Initially, I believed that I had come to terms with my break from Britain’s Conservative Party. But these persistent dreams seem to suggest otherwise. The split occurred suddenly four years ago when Boris Johnson took office as prime minister. Overnight, the party’s liberal-centrist values, which I had wholeheartedly supported, were replaced by a right-wing, anti-immigrant platform that thrived on fueling culture wars. Johnson even threatened to expel MPs who opposed his hard-Brexit agenda. In defiance, twenty-one of us, myself included, chose to leave the party. True to his word, we lost our seats, and I was cast aside by the party I had faithfully served for nearly a decade. Former friends turned against me.
Reflecting on Johnson’s legacy, I find myself drawing parallels with Donald Trump’s takeover of the Republican Party. I often contemplate the lessons learned from the alienation experienced when a political party transforms from center-right to extremist. Although I have not discovered a definitive solution, I am beginning to believe that conservative populism can be defeated. There is hope for a return to the center ground of democratic politics, where the majority of voters naturally reside.
My political journey began as a member of the Labour Party, but my experiences working in Iraq and Afghanistan disillusioned me with Tony Blair’s technocratic approach. I was drawn to David Cameron’s Tory Party because it seemed to align more closely with my beliefs in tradition, country, the wisdom of local communities, restrained foreign policy, and fiscal prudence. However, due to my background as a civil servant, I perceived entering politics as a practical administrative challenge rather than a game of party politics.
In 2010, I became a Member of Parliament during Cameron’s coalition government with the Liberal Democrats. Together, we advocated for localism, supported gay marriage, championed net-zero emissions growth, and increased spending on international development. Even when I held government minister roles in prisons and the environment, where I prioritized reducing incarceration rates and investing in climate change solutions, I did not encounter significant friction within the party.
Certainly, I was aware of the various factions within Toryism. Some members still favored the death penalty, strict immigration controls, and tough crime policies. Margaret Thatcher, the party’s former leader, may have been wary of liberal Tories like me, often calling us “wets.” However, she also included individuals with differing views in her cabinet. Even thirty years after Thatcher’s leadership, the Conservative Party continued to accommodate a range of perspectives.
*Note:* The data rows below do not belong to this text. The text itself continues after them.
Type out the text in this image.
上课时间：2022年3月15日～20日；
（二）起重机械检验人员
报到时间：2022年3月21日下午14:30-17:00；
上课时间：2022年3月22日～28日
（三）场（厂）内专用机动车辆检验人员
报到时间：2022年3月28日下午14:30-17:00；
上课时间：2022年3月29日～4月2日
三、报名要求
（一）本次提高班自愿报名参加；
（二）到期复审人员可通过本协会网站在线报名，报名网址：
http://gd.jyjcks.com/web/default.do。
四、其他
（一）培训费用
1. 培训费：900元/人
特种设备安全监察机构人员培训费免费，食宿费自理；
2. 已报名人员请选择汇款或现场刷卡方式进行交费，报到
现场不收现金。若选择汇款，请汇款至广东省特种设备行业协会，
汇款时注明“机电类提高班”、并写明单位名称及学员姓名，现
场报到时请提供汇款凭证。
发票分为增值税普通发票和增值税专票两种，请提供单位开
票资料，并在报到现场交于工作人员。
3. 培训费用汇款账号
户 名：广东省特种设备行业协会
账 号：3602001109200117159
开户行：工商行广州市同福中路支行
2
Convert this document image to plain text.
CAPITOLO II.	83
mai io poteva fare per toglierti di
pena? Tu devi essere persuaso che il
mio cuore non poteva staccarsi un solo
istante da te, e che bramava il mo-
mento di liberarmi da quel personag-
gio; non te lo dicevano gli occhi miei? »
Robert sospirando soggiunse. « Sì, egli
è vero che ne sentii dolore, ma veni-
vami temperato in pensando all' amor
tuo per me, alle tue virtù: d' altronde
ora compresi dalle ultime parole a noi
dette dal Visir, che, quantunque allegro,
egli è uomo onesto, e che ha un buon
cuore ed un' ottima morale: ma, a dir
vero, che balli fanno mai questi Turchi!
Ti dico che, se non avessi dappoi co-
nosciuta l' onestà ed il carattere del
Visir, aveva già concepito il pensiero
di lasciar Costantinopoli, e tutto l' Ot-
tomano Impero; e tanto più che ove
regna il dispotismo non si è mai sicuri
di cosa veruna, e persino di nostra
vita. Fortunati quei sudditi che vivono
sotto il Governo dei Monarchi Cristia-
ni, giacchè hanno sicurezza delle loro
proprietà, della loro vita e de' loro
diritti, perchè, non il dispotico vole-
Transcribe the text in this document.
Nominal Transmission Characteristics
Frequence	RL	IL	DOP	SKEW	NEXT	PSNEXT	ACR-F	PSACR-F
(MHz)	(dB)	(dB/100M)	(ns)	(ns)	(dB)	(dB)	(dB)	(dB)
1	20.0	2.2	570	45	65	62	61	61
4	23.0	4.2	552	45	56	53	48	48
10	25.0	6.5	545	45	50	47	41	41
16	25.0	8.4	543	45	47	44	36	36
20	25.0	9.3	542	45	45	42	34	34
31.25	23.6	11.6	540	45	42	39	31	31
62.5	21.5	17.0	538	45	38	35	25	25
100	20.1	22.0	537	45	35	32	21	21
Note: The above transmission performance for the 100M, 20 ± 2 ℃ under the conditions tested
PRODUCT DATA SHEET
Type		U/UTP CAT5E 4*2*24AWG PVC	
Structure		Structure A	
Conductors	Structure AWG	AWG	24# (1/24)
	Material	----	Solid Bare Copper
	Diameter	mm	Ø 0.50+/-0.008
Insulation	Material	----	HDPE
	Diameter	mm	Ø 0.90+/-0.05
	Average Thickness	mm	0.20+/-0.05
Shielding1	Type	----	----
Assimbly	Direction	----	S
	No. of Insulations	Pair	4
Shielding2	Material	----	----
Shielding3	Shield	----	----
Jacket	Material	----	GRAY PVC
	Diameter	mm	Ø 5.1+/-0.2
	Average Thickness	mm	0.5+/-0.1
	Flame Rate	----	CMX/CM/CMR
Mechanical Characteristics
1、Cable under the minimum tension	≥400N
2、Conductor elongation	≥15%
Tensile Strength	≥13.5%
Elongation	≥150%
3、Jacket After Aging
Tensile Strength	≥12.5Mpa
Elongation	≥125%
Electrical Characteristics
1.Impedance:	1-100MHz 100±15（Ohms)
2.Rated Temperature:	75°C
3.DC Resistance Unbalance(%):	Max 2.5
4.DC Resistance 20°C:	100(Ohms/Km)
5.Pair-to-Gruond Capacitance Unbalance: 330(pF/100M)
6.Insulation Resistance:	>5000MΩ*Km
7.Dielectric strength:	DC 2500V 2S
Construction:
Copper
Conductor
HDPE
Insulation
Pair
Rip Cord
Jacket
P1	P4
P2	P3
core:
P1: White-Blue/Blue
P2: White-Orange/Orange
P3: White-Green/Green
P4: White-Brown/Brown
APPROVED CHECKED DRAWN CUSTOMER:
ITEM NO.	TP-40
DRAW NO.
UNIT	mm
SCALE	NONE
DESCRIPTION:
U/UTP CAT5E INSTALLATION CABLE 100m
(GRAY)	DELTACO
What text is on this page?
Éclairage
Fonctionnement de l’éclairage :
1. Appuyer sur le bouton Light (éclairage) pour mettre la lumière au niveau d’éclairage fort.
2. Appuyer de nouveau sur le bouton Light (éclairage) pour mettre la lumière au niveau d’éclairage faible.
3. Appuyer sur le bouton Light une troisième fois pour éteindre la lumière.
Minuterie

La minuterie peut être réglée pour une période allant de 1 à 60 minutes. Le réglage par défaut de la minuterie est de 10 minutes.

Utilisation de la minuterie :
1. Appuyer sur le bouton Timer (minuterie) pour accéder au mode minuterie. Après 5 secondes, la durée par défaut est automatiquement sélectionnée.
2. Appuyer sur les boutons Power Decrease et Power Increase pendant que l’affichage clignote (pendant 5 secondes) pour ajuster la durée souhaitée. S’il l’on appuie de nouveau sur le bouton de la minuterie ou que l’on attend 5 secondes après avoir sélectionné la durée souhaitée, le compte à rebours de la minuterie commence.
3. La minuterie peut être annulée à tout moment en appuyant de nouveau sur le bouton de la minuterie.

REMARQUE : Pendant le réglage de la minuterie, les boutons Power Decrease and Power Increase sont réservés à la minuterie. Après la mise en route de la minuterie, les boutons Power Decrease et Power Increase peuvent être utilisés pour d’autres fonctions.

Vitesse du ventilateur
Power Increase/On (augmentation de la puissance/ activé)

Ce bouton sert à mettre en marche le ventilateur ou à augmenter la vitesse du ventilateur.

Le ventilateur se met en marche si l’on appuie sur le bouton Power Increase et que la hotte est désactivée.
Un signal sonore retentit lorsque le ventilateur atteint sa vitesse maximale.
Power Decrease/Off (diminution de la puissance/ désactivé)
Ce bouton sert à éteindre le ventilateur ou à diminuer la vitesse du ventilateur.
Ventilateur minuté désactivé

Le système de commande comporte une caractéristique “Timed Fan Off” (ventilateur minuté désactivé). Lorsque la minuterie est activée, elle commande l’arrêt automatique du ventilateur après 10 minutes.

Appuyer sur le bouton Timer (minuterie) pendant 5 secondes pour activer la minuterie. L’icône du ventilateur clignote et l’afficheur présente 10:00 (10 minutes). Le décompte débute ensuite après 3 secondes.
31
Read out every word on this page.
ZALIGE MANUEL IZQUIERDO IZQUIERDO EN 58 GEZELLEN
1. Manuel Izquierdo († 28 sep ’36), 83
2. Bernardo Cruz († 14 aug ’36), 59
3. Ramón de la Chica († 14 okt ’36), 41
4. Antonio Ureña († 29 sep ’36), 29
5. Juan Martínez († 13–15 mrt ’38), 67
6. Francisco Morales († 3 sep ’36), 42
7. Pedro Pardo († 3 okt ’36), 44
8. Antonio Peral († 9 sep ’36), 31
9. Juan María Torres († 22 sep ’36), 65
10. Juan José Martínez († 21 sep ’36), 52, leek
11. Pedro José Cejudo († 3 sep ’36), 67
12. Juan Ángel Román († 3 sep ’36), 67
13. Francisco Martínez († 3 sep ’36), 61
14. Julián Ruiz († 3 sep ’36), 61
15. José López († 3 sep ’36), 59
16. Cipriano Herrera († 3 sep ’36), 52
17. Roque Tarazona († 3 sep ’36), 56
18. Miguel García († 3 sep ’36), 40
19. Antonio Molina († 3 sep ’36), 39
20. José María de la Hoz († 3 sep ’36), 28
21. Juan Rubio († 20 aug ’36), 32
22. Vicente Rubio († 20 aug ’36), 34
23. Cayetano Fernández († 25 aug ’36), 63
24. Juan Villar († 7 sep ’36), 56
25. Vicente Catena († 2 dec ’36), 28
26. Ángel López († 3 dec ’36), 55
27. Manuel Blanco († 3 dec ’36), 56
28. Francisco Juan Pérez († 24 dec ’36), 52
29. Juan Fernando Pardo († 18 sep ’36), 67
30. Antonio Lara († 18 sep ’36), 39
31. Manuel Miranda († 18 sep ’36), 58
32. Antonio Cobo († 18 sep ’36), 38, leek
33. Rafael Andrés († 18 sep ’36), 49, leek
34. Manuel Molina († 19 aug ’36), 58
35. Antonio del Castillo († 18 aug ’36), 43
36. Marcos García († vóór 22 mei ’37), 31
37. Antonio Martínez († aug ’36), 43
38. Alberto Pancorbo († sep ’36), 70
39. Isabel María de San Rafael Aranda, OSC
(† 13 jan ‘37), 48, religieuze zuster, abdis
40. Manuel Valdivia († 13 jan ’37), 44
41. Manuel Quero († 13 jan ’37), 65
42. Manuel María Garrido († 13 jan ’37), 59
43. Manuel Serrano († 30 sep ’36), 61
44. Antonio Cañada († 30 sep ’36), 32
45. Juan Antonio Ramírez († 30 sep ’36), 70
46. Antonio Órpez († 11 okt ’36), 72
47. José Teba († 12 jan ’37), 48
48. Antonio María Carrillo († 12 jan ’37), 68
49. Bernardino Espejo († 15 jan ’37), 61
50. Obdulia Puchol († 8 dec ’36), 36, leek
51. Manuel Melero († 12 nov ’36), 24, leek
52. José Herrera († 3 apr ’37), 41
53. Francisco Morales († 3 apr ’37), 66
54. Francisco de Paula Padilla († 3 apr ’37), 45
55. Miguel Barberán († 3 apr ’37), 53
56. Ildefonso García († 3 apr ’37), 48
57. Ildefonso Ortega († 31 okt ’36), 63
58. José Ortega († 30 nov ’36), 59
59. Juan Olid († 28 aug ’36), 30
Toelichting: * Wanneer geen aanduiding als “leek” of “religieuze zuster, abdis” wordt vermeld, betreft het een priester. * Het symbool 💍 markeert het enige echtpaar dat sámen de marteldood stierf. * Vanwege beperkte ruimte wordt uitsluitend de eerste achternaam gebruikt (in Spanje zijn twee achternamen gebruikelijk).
The unraveling of my party loyalty commenced in October 2018 when I became one of the most vocal supporters of Prime Minister Theresa May’s moderate approach to Brexit, often referred to as a “soft Brexit.” Despite having voted to remain in the European Union, I believed May’s proposal offered a sensible compromise between the deeply divided Remain and Leave factions following the close referendum. Little did I anticipate that my stance would mark me as a careerist and a traitor in the eyes of hardline Brexiteers.
Three fellow MPs, with whom I previously shared a friendly and respectful relationship, launched scathing attacks against me in the press. I was labeled a “laughing stock,” a hypocritical “huckster,” and a “narcissist.” The Daily Telegraph, a staunch supporter of the Tory right, even claimed that soldiers in Afghanistan had given me the nickname “Florence of Belgravia” due to an alleged inclination to compromise with terrorists. The truth, however, was that I had established a nonprofit organization called Turquoise Mountain, which aimed to restore a section of Kabul and empower women and men engaged in traditional crafts.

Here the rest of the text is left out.